Student vocal event in its 66th year at Luther College

 

 

A TRIO OF Mountain Lake Public High School juniors, all members of the Senior Choir, recently attended the Dorian Vocal Festival. Above, standing at the top of the rehearsal and mass choir seating area are, from left, Caleb Rempel, Ben Grev, Vocal Director Andrea Brinkman and Jenny Wright.
A QUARTET OF Mountain Lake Public High School members of the Senior High Choir recently attended the Dorian Vocal Festival at Luther College in Decorah, Iowa. Above, standing at the top of the rehearsal and mass choir seating area are, from left, Carmen Syverson, Sam Grev, Michaela Cate and Ruben Fentanez. (Andrea Brinkman photo)

 

 

A quartet of Mountain Lake Public High School (MLHS) Senior High Choir vocalists recently participated in the 66th-annual Dorian Vocal Festival, held on the campus of Luther College in Decorah, Iowa. Attending were two seniors – Carmen Syverson and Michaela Cate and two juniors – Sam Grev and Ruben Fentanez. They were chaperoned by the school’s vocal director, Andrea Brinkman.

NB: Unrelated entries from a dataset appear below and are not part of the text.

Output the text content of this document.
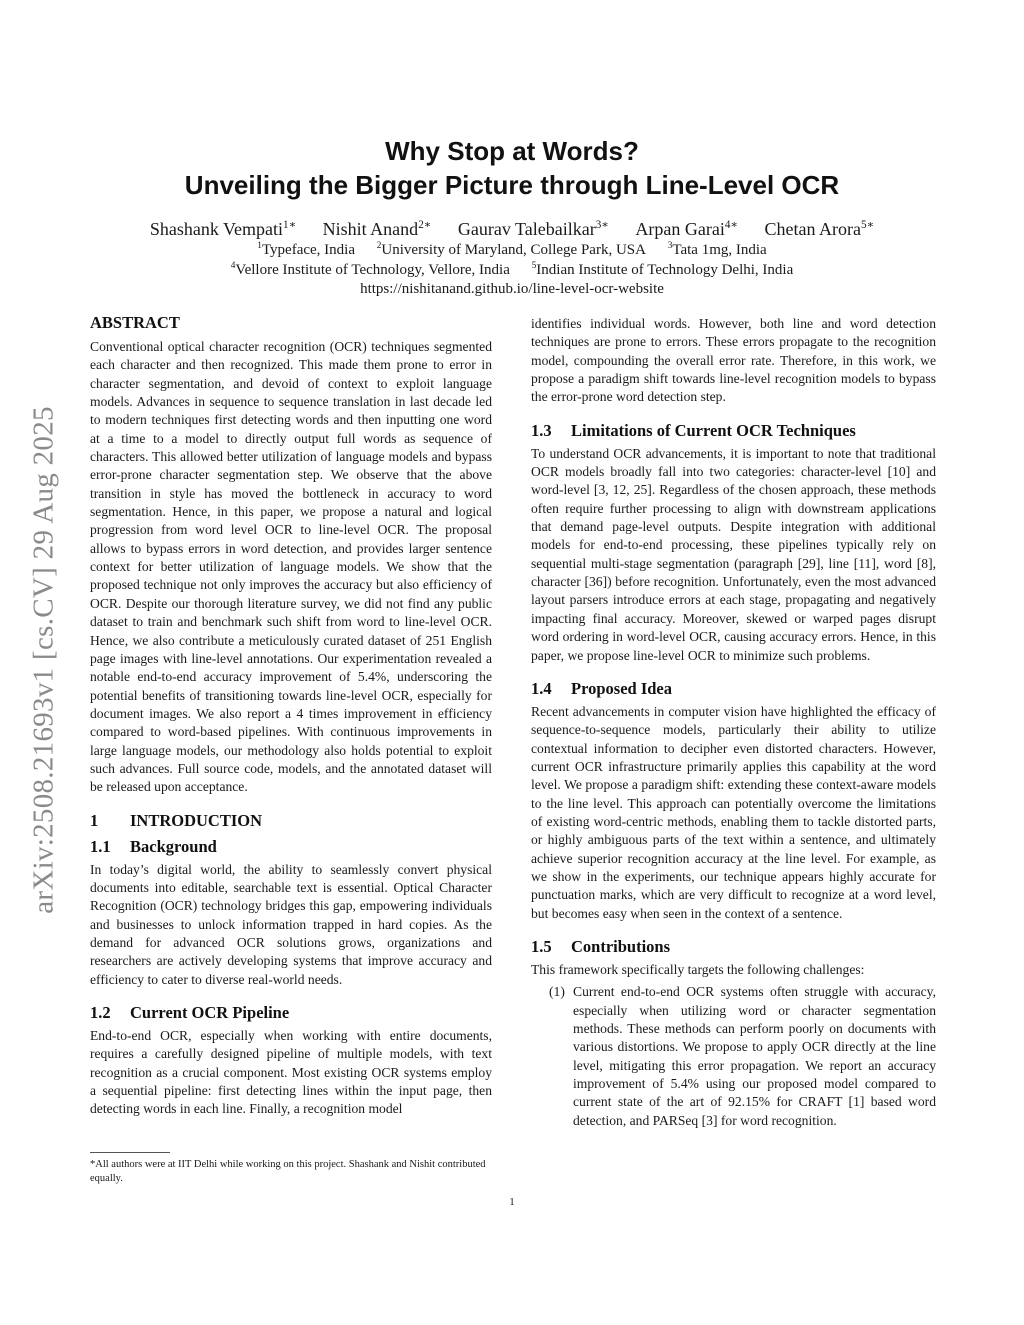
arXiv:2508.21693v1 [cs.CV] 29 Aug 2025
Why Stop at Words?
Unveiling the Bigger Picture through Line-Level OCR
Shashank Vempati$^{1∗}$ Nishit Anand$^{2∗}$ Gaurav Talebailkar$^{3∗}$ Arpan Garai$^{4∗}$ Chetan Arora$^{5∗}$
$^1$Typeface, India $^2$University of Maryland, College Park, USA $^3$Tata 1mg, India
$^4$Vellore Institute of Technology, Vellore, India $^5$Indian Institute of Technology Delhi, India
https://nishitanand.github.io/line-level-ocr-website
ABSTRACT

Conventional optical character recognition (OCR) techniques segmented each character and then recognized. This made them prone to error in character segmentation, and devoid of context to exploit language models. Advances in sequence to sequence translation in last decade led to modern techniques first detecting words and then inputting one word at a time to a model to directly output full words as sequence of characters. This allowed better utilization of language models and bypass error-prone character segmentation step. We observe that the above transition in style has moved the bottleneck in accuracy to word segmentation. Hence, in this paper, we propose a natural and logical progression from word level OCR to line-level OCR. The proposal allows to bypass errors in word detection, and provides larger sentence context for better utilization of language models. We show that the proposed technique not only improves the accuracy but also efficiency of OCR. Despite our thorough literature survey, we did not find any public dataset to train and benchmark such shift from word to line-level OCR. Hence, we also contribute a meticulously curated dataset of 251 English page images with line-level annotations. Our experimentation revealed a notable end-to-end accuracy improvement of 5.4%, underscoring the potential benefits of transitioning towards line-level OCR, especially for document images. We also report a 4 times improvement in efficiency compared to word-based pipelines. With continuous improvements in large language models, our methodology also holds potential to exploit such advances. Full source code, models, and the annotated dataset will be released upon acceptance.

1 INTRODUCTION
1.1 Background

In today’s digital world, the ability to seamlessly convert physical documents into editable, searchable text is essential. Optical Character Recognition (OCR) technology bridges this gap, empowering individuals and businesses to unlock information trapped in hard copies. As the demand for advanced OCR solutions grows, organizations and researchers are actively developing systems that improve accuracy and efficiency to cater to diverse real-world needs.

1.2 Current OCR Pipeline

End-to-end OCR, especially when working with entire documents, requires a carefully designed pipeline of multiple models, with text recognition as a crucial component. Most existing OCR systems employ a sequential pipeline: first detecting lines within the input page, then detecting words in each line. Finally, a recognition model

*All authors were at IIT Delhi while working on this project. Shashank and Nishit contributed equally.

identifies individual words. However, both line and word detection techniques are prone to errors. These errors propagate to the recognition model, compounding the overall error rate. Therefore, in this work, we propose a paradigm shift towards line-level recognition models to bypass the error-prone word detection step.

1.3 Limitations of Current OCR Techniques

To understand OCR advancements, it is important to note that traditional OCR models broadly fall into two categories: character-level [10] and word-level [3, 12, 25]. Regardless of the chosen approach, these methods often require further processing to align with downstream applications that demand page-level outputs. Despite integration with additional models for end-to-end processing, these pipelines typically rely on sequential multi-stage segmentation (paragraph [29], line [11], word [8], character [36]) before recognition. Unfortunately, even the most advanced layout parsers introduce errors at each stage, propagating and negatively impacting final accuracy. Moreover, skewed or warped pages disrupt word ordering in word-level OCR, causing accuracy errors. Hence, in this paper, we propose line-level OCR to minimize such problems.

1.4 Proposed Idea

Recent advancements in computer vision have highlighted the efficacy of sequence-to-sequence models, particularly their ability to utilize contextual information to decipher even distorted characters. However, current OCR infrastructure primarily applies this capability at the word level. We propose a paradigm shift: extending these context-aware models to the line level. This approach can potentially overcome the limitations of existing word-centric methods, enabling them to tackle distorted parts, or highly ambiguous parts of the text within a sentence, and ultimately achieve superior recognition accuracy at the line level. For example, as we show in the experiments, our technique appears highly accurate for punctuation marks, which are very difficult to recognize at a word level, but becomes easy when seen in the context of a sentence.

1.5 Contributions

This framework specifically targets the following challenges:

(1) Current end-to-end OCR systems often struggle with accuracy, especially when utilizing word or character segmentation methods. These methods can perform poorly on documents with various distortions. We propose to apply OCR directly at the line level, mitigating this error propagation. We report an accuracy improvement of 5.4% using our proposed model compared to current state of the art of 92.15% for CRAFT [1] based word detection, and PARSeq [3] for word recognition.
1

The event, which ran from Saturday, January 9 through Monday, January 11, is the largest of its kind in the United States. For the festival, regional choir directors bring select students form all over the Midwest to participate in a mass choir, made up of between 1,200 to 1,400 students in any given year.

According to Brinkman, and the Luther College web site, the Dorian Festivals began in 1949 when Professor Weston Noble invited directors from just over 20 schools in the region to each bring a few selected band students to the Luther campus for a two-day honor band band festival. The event was called the Dorian Band Festival. A vocal festival was added in 1950, and the family of Dorian Festivals and Camps has been growing in scope and participation ever since.  Well over 90,000 students have shared in a Dorian musical experience since the festivals were started.

Adds Brinkman, “Why the name ‘Dorian?’ The ancient Greeks build their music around a series of modes, or scales – one of which was the Dorian mode. The students who formed the Dorian Singing Society at Luther College took the name of this scale as the name of their organization when they started the ensemble, shortly after the college was founded in 1861.'”

The students attending spent time in rehearsal with their peers – and then performed in a Grand Concert.